O Serviço Nacional de Saúde de Inglaterra começou a restringir os tratamentos de género para crianças este mês, tornando-se o quinto país europeu a limitar os medicamentos devido à falta de provas dos seus benefícios e à preocupação com os danos a longo prazo.

A mudança da Inglaterra resultou de um período de quatro anos análise divulgado na noite de terça-feira pela Dra. Hilary Cass, uma pediatra independente. “Para a maioria dos jovens, um percurso médico não será a melhor forma de gerir as suas angústias relacionadas com o género”, concluiu o relatório. Em um relacionado editorial publicado em uma revista médica, o Dr. Cass disse que a evidência de que os tratamentos de gênero para jovens eram benéficos foi “construída sobre bases instáveis”.

O NHS não oferecerá mais medicamentos que bloqueiem a puberdade, exceto para pacientes inscritos em pesquisas clínicas.
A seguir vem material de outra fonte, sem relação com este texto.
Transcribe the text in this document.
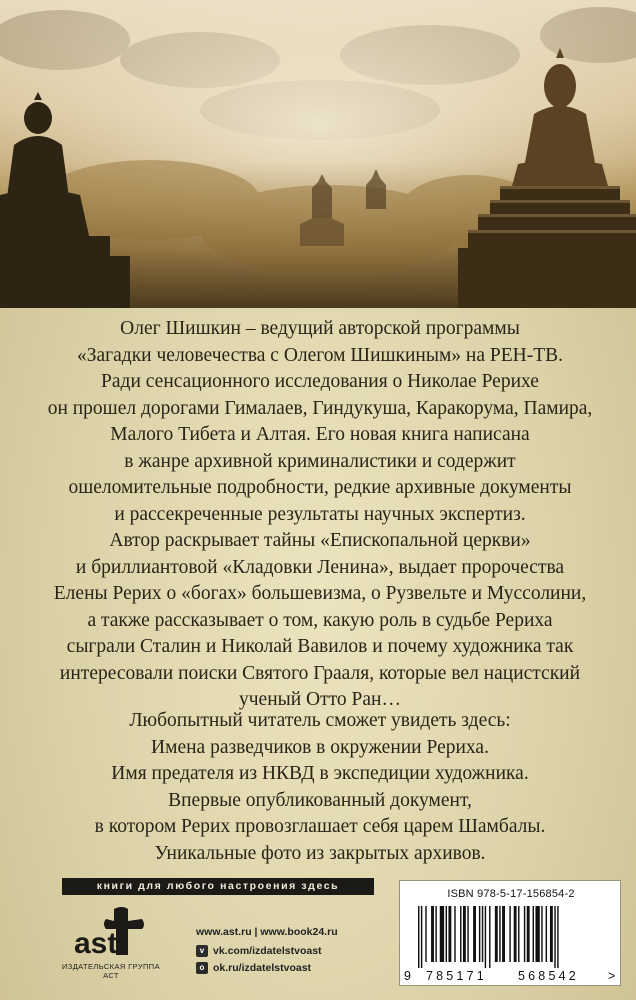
Олег Шишкин – ведущий авторской программы

«Загадки человечества с Олегом Шишкиным» на РЕН-ТВ.

Ради сенсационного исследования о Николае Рерихе

он прошел дорогами Гималаев, Гиндукуша, Каракорума, Памира,

Малого Тибета и Алтая. Его новая книга написана

в жанре архивной криминалистики и содержит

ошеломительные подробности, редкие архивные документы

и рассекреченные результаты научных экспертиз.

Автор раскрывает тайны «Епископальной церкви»

и бриллиантовой «Кладовки Ленина», выдает пророчества

Елены Рерих о «богах» большевизма, о Рузвельте и Муссолини,

а также рассказывает о том, какую роль в судьбе Рериха

сыграли Сталин и Николай Вавилов и почему художника так

интересовали поиски Святого Грааля, которые вел нацистский

ученый Отто Ран…

Любопытный читатель сможет увидеть здесь:

Имена разведчиков в окружении Рериха.

Имя предателя из НКВД в экспедиции художника.

Впервые опубликованный документ,

в котором Рерих провозглашает себя царем Шамбалы.

Уникальные фото из закрытых архивов.

книги для любого настроения здесь
ast
ИЗДАТЕЛЬСКАЯ ГРУППА АСТ
www.ast.ru | www.book24.ru
v vk.com/izdatelstvoast
o ok.ru/izdatelstvoast
ISBN 978-5-17-156854-2
9 785171 568542 >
E o relatório recomendou que hormonas como a testosterona e o estrogénio, que estimulam mudanças físicas permanentes, fossem prescritas a menores com “extrema cautela”. (As diretrizes não se aplicam a médicos de consultório particular, que atendem pequena fração da população.)

A decisão de Inglaterra faz parte de uma mudança mais ampla no norte da Europa, onde as autoridades de saúde têm estado preocupadas com a crescente procura de tratamentos de género para adolescentes nos últimos anos. Muitos pacientes também apresentam problemas de saúde mental que tornam difícil identificar a causa raiz de seu sofrimento, conhecida como disforia.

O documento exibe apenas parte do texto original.